Once a week, Matt drove across state lines to New York where he would fill plastic gallon jugs with tap water from his mother’s. 

They lived like this for months, until WPX Energy began delivering water to a tank outside of their home once a day, along with two other residences in the town. While they didn’t admit fault to contaminating the family’s water, they claimed they were being good neighbors. 

Despite the family’s situation, the majority of the community is favor of fracking. Gas companies looking to drill promised good-paying jobs, a surplus of clientele for local businesses from gas workers, and financial gain to landowners willing to lease their land. 

The town held public meetings where the Mannings did not feel welcome. They claim they have been verbally harassed in public and tailgated to work by gas workers. Fighting to end fracking nationwide and getting WPX Energy to take responsibility for the contamination of their water became a full-time job for the Mannings. 
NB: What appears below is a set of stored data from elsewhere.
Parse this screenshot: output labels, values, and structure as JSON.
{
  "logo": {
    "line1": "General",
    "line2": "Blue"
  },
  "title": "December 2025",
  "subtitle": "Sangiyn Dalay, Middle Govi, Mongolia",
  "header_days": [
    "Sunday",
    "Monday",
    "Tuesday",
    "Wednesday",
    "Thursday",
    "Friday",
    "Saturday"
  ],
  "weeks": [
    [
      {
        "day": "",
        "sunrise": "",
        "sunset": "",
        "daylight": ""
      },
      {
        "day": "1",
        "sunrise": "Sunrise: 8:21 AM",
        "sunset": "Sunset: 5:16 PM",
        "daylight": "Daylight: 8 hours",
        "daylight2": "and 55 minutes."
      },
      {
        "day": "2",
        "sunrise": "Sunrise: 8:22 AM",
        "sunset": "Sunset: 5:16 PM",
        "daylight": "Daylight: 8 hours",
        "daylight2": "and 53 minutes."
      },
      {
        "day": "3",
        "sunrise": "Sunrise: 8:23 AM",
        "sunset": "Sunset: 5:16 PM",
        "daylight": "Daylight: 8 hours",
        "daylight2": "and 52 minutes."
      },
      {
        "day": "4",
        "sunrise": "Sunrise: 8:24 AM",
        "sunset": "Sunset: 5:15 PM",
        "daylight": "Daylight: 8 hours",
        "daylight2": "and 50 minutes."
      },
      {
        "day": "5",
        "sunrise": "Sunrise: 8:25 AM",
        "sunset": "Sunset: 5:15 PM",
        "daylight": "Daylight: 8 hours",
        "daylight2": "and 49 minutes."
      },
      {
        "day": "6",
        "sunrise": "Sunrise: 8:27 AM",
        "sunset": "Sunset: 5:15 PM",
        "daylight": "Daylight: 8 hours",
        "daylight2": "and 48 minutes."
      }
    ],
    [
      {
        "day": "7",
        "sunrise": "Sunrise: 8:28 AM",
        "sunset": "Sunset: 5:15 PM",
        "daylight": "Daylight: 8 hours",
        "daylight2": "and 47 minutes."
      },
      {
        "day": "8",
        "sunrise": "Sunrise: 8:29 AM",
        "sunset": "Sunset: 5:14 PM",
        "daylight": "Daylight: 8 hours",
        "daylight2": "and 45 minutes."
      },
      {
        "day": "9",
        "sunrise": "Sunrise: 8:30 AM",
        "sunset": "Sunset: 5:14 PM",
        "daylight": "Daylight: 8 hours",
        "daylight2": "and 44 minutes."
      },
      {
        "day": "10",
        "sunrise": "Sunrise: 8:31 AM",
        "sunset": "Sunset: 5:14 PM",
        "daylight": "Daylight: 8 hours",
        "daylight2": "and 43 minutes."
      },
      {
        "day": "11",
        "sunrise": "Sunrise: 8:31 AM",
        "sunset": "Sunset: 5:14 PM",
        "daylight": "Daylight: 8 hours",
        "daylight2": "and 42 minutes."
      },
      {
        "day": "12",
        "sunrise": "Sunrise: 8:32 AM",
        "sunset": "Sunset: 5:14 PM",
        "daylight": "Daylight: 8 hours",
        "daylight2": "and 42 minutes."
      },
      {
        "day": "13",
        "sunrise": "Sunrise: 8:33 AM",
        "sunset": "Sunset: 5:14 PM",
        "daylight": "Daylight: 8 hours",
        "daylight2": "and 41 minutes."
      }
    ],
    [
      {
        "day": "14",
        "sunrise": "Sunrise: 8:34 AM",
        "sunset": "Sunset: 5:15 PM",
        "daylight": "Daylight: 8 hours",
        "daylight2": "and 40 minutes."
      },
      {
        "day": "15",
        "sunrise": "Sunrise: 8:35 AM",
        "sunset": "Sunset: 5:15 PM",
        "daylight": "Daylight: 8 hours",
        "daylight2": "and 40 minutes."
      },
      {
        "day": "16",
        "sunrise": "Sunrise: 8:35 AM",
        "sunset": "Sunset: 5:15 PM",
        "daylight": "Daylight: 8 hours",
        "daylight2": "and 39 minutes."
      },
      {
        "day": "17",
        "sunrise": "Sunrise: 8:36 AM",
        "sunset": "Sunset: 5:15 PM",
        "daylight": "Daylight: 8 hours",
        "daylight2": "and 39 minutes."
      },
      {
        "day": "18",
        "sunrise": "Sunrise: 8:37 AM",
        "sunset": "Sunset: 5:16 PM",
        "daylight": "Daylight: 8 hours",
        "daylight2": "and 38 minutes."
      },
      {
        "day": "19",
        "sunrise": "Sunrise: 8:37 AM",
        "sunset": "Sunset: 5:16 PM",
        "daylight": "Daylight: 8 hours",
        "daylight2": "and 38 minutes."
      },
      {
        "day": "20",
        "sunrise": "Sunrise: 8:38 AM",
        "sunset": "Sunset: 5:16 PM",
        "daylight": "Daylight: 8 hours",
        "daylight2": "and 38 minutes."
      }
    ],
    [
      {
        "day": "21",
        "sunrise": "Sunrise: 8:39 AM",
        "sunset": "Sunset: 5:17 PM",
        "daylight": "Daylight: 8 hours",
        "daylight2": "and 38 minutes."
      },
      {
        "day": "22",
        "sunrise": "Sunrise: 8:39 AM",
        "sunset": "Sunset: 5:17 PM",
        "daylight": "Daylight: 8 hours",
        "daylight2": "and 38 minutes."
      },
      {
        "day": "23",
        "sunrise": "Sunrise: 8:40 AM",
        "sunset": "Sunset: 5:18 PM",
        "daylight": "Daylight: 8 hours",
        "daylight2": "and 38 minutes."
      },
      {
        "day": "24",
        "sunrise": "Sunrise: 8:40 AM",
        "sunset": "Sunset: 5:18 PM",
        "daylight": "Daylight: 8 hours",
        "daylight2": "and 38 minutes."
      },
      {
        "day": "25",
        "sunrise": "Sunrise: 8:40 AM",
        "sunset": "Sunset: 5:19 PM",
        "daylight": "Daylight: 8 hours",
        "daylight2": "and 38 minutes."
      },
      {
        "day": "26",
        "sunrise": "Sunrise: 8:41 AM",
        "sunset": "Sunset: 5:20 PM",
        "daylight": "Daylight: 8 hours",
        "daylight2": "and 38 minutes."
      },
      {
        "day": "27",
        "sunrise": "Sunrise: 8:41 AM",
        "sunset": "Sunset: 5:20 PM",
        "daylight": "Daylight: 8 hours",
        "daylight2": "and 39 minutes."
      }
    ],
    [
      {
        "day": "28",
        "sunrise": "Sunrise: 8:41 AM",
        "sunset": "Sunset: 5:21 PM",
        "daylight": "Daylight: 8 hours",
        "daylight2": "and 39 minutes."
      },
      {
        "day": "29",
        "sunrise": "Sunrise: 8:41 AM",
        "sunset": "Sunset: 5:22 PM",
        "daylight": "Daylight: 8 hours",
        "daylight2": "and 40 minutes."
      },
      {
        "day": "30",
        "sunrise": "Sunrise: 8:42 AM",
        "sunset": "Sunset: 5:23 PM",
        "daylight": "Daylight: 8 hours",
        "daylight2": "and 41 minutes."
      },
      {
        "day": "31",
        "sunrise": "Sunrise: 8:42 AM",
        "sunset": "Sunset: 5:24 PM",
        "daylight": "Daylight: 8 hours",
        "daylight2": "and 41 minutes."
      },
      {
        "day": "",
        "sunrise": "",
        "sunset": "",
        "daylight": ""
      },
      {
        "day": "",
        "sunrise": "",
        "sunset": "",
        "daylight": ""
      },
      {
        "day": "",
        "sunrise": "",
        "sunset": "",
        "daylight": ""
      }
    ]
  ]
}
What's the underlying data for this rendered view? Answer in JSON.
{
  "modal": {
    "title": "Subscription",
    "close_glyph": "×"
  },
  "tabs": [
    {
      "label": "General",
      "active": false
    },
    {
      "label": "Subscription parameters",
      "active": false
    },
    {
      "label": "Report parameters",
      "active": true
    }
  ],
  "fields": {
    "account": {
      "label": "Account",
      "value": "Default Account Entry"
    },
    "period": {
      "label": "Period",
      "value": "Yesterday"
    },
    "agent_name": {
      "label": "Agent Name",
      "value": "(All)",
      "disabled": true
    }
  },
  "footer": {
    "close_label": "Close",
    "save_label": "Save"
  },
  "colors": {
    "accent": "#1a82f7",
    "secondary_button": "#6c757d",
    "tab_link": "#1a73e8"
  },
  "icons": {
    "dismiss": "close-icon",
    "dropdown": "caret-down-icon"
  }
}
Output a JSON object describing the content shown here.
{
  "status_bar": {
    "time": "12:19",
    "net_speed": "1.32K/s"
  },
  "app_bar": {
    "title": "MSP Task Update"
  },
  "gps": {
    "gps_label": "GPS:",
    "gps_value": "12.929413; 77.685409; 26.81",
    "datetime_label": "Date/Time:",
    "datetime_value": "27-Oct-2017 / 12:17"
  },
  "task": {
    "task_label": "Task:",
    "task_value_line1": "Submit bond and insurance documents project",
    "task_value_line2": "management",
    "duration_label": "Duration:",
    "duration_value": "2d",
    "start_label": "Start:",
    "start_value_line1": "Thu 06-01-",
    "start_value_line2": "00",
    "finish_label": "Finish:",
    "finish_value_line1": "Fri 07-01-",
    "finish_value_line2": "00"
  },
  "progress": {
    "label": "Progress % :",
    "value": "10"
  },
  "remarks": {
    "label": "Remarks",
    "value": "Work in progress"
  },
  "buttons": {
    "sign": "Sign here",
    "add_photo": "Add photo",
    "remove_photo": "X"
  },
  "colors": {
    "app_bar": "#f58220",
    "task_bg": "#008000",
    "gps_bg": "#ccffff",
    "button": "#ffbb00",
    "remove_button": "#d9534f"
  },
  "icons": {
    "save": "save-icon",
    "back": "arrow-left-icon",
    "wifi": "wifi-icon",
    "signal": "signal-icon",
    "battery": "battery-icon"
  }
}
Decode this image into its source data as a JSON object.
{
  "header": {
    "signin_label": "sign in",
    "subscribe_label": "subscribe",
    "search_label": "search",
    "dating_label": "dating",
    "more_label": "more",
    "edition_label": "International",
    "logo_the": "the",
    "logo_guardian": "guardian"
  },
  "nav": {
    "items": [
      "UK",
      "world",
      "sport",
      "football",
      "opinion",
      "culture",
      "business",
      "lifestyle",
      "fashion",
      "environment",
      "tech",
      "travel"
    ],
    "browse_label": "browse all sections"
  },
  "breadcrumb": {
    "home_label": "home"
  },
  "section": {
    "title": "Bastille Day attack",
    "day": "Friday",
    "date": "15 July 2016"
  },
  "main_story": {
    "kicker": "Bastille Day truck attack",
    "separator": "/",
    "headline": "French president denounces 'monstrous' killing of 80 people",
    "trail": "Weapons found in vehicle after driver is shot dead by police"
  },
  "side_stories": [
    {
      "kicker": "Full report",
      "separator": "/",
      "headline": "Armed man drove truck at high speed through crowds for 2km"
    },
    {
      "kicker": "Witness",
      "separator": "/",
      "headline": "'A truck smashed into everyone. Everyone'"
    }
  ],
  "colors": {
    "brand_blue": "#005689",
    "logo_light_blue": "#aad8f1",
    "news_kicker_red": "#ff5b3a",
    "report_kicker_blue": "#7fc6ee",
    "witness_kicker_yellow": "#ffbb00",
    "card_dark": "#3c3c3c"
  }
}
The Manning family's rent-to-own home in Franklin Forks, PA which they moved into in November 2010. Tammy and Matt Manning said they were excited about the possibility of owning a home for their first time. 

A glass of tap water is pictured in the Manning home on February 4, 2012. Shortly after the beginning of hydrofracking in the town, the family's water came out of the faucet grey, testing positive for high levels of arsenic, barium, methane, and other chemicals.

A jug is filled with tap water from Matt Manning's mother's home across the state border in New York on May 12, 2012. The family would use the jugs of water for cooking and drinking water.

Tammy Manning uses a jug of clean water to wash the hands of her granddaughter, Madison, on March 11, 2012. 

Tammy Manning plugs her ears as she stands in front of a flaring gas well on November 30, 2012. Flaring, which burns off extra gas from the well, burns for two weeks and sounds like a jet engine. Over the past year, Tammy has watched her town transform since the introduction of hydrofracking.

The Manning family roasts marshmallows around a campfire behind their house as the sun goes down on May 12, 2012. During the summer, the family loves to spend time outside.

Jayden McNeilly, 3, plays with his 'Scuba Scooby' toy in a bag of contaminated water from his house in Franklin Forks, Pennsylvania on March 9, 2012. Jayden is one of the Mannings' grandchildren living with them in the home. 

Tammy Manning watches the creek that flows behind their home in Franklin Forks, PA on May 12, 2012. Before hydrofracking started in the area, the Mannings would let their grandchildren swim in the creek, but stopped when they noticed the creek bubbling with what they thought was methane. 

Matt Manning visits with his mom at her home across the state border in New York as he stops to fill up jugs of water to bring back to his home in Pennsylvania. 

Matt Manning talks with his mother as he fills up jugs with water at her house in New York on May 13, 2012. He drives here once a week to fill jugs so that his family can have clean water to drink.

Tammy Manning, right, is comforted by her sister as she nervously anticipates the arrival of media and anti-fracking activists to tour their home and hear their story on January 17, 2013. 

The site of a hydrofracking well in Franklin Forks, Pennsylvania on February 4, 2012. Since the start of hydraulic fracturing, a process used to extract natural gas from the ground, three families in the area claimed that their water was contaminated.

Matt Manning looks out his car window as he drives home from picking up jugs of clean drinking water from his mother's home in New York on May 12, 2012. 

A sign encouraging gas companies to drill is left at the entrance of a property in Franklin Forks, PA on May 12, 2012. Many residents in the area support hydrofracking because of the promise of jobs, financial gains from the leasing of private land for drilling, and an increase of business from gas workers.